Ahhh scaffolding…. You may see it in many places. From developmental psych textbooks to business management trainings. But therapists can use scaffolding in therapy to help clients effectively learn key skills to improve their lives.

Scaffolding is a helpful concept in human learning. It refers to breaking down certain tasks or skills into smaller tasks. For example, playing an entire song on the guitar starts with learning each chord included in the song. The individual gains increased overall proficiency as they continue to learn each successive task.

Scaffolding begins with learning early basic skills and progresses over time to more advanced skills. You see this everywhere. Remember when you learned single digit number addition (e.g., 4+5) before learning how to add multiple digits (e.g., 24+13).

The key to effective scaffolding, however, is that the individual should have enough information or ability imparted for one task or from previously learned tasks to be able to complete the next task mostly on their own (with mild to moderate difficulty). This “sweet spot” of foundational skills relative to the challenge of new learning is the “zone of proximal development”.

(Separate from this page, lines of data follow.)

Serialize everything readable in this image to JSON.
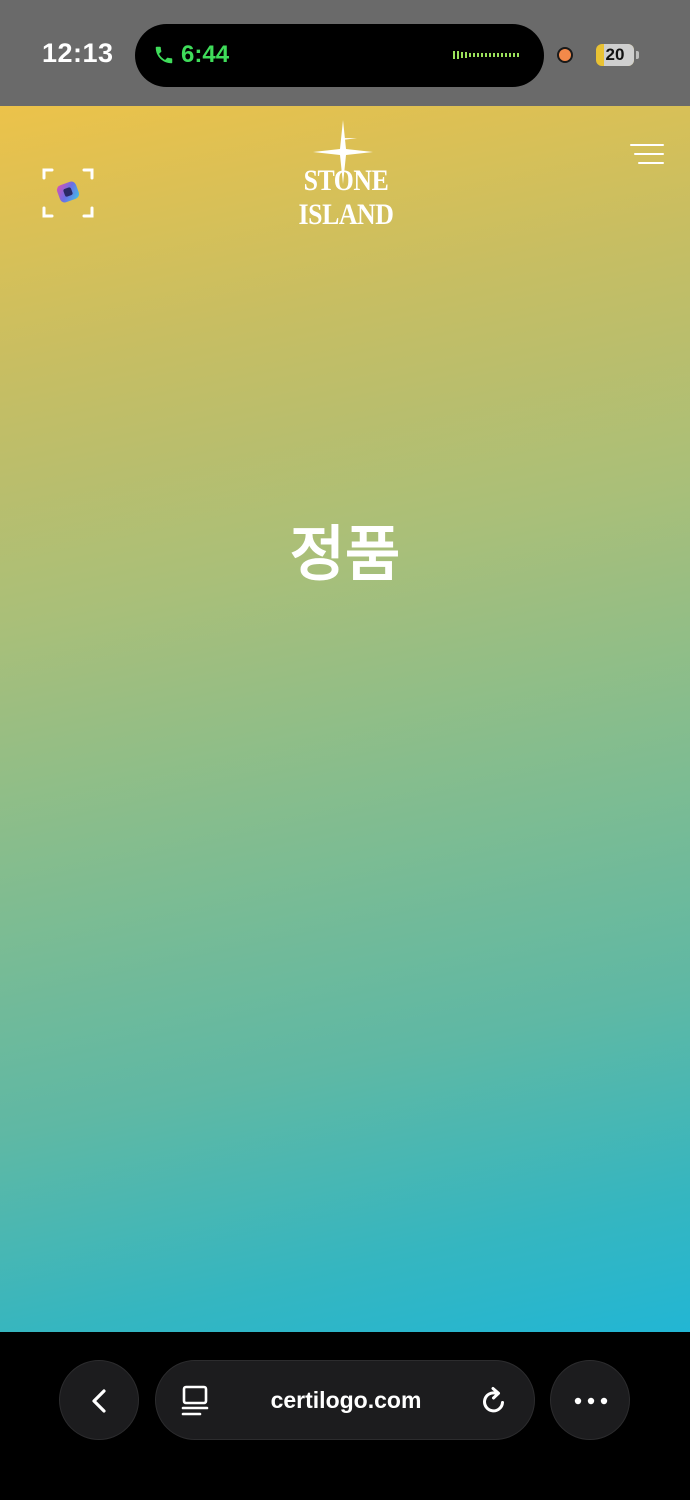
{
  "status_bar": {
    "time": "12:13",
    "call_timer": "6:44",
    "battery_level": "20",
    "call_icon": "phone-icon",
    "call_color": "#3fdc5a"
  },
  "header": {
    "brand": "STONE ISLAND",
    "logo_icon": "compass-star-icon",
    "scan_icon": "scan-frame-icon",
    "menu_icon": "menu-icon"
  },
  "main": {
    "verification_result": "정품"
  },
  "browser": {
    "url": "certilogo.com",
    "back_icon": "chevron-left-icon",
    "tabs_icon": "tabs-icon",
    "reload_icon": "reload-icon",
    "more_icon": "more-icon"
  },
  "colors": {
    "gradient_top": "#ecc24a",
    "gradient_bottom": "#22b6d4"
  }
}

Effort needed to learn the next step using foundational skills helps us learn a task more effectively (better learning “potentiation”). In addition, confidence for completing the skill and approaching similar challenges also increases.

Scaffolding was originally proposed by Russian psychologist Lev Vygostky. He was “the man” when it came to many developmental and learning principles. Vygostky initially proposed and studied scaffolding as a way for young children to most effectively learn new life skills. This included how parents and teachers could break down tasks for children to enhance learning.

Since effective therapy is a form of learning, scaffolding can be used to more effectively teach clients new skills. Let’s think about someone learning concrete coping skills (e.g., those in CBT, DBT, behavioral activation, exposure, ACT, etc). The therapist does not just teach a client the most advanced skills, then they go do it, then lives improve. Therapists break those skills down into smaller skills that progressively lead to a larger set of coping skills.

The key for therapists is to give clients enough skills for them to be able to complete the next successive skill with only a little coaching. In CBT, challenging thoughts is not advised until the client has some ability to recognize negative thoughts on their own. Another example concerns learning initial mindfulness techniques. Clients learn to notice breath and bodily sensations before they practice longer sustained mindfulness or emotion recognition.

Scaffolding isn’t just for the kids (although it might be, if you’re a child therapist!). It is a highly effective approach to learning at all ages and skillsets, including coping skills in therapy. Coupled with empathy, learning concrete skills is extremely necessary for therapy to be effective. It helps clients tackle challenges they face when therapists are not around. That would be the 10,080 minutes of a client’s entire week, minus the 30-50 minutes they are in a therapy session.